Exa, Tavily or Firecrawl. Which one is it?
What is the data retention policy for the free account versus the cloud account?
Can someone tell me how much this costs and how this compares to Tavily etc
Taviy gives you 1k free requests a month.
Even with heavy ai usage I'm only at like 400/1000 for the month
I have a MCP tool that uses SERP API and it works quite well.
So, use ollama to avoid cloud models and services, but ollama sells cloud models and services. The dissonance makes my teeth hurt.
Your regular reminder that you don't need ollama to get a quick chat engine on the command line, you can just do this with pretty much any major model on huggingface:
pip install transformers
transformers chat Qwen/Qwen2.5-0.5B-Instruct
> Create an API key from your Ollama account.
Dead on arrival. Thanks for playing, Ollama, but you've already done the leg work in obsoleting yourself.
Does anyone know if the python and JavaScript examples on the blog work without an Ollama Account?
they had at some point start earning money.
At some point you have to earn user trust. If Ollama won't be the Open Source Ollama API provider, there are several endpoint-compatible alternatives happy to replace them.
From where I'm standing, there's not enough money in B2C GPU hosting to make this sort of thing worthwhile. Features like paid search APIs this really hammer home how difficult it is to provide value around that proposition.
Just set up SearXNG locally if you want a free/local web search MCP: https://gist.github.com/tripplyons/a2f9d8bd553802f9296a7ec3b...
That's what i have together with open webui and gpt-oss-120b. it works reasonably well. But sometimes the searches are slow.
You can try removing search engines that fail or reducing their timeout setting to something faster than the default of a few seconds.
SearXNG is fast, its mostly the code that triggers the searches. Because, my daily is chatgpt, i still did not try to tweak it.

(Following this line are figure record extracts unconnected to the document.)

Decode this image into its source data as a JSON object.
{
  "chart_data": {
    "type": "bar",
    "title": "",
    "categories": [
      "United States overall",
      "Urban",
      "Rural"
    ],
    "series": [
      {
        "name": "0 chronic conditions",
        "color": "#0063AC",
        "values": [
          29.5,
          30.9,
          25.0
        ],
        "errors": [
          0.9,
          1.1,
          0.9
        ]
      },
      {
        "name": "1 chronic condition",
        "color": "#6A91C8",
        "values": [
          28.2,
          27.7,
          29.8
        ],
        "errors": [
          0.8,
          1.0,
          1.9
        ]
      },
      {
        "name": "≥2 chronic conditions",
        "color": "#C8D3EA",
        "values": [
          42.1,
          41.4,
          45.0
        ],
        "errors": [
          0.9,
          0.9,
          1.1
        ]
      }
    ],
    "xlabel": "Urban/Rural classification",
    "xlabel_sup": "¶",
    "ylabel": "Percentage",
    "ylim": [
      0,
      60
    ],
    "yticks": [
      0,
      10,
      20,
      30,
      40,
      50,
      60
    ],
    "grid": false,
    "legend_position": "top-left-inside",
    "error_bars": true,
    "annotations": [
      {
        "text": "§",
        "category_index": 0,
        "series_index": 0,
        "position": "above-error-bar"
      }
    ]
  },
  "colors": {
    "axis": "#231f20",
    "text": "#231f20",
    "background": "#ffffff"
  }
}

I haven't needed to tweak mine for similar reasons, but I'm surprised to hear that the "code that triggers the searches" is slow. Are you referring to something in Open WebUI?
It's tools that you can install from open webui
https://openwebui.com/tools
I haven't tried SearXNG personally. How does it compare to Ollama's web search in terms of the search content returned?
I have no idea how well Ollama's works, but I haven't ran into any issues with SearXNG. The alternatives aren't worth paying for in any use case I've encountered.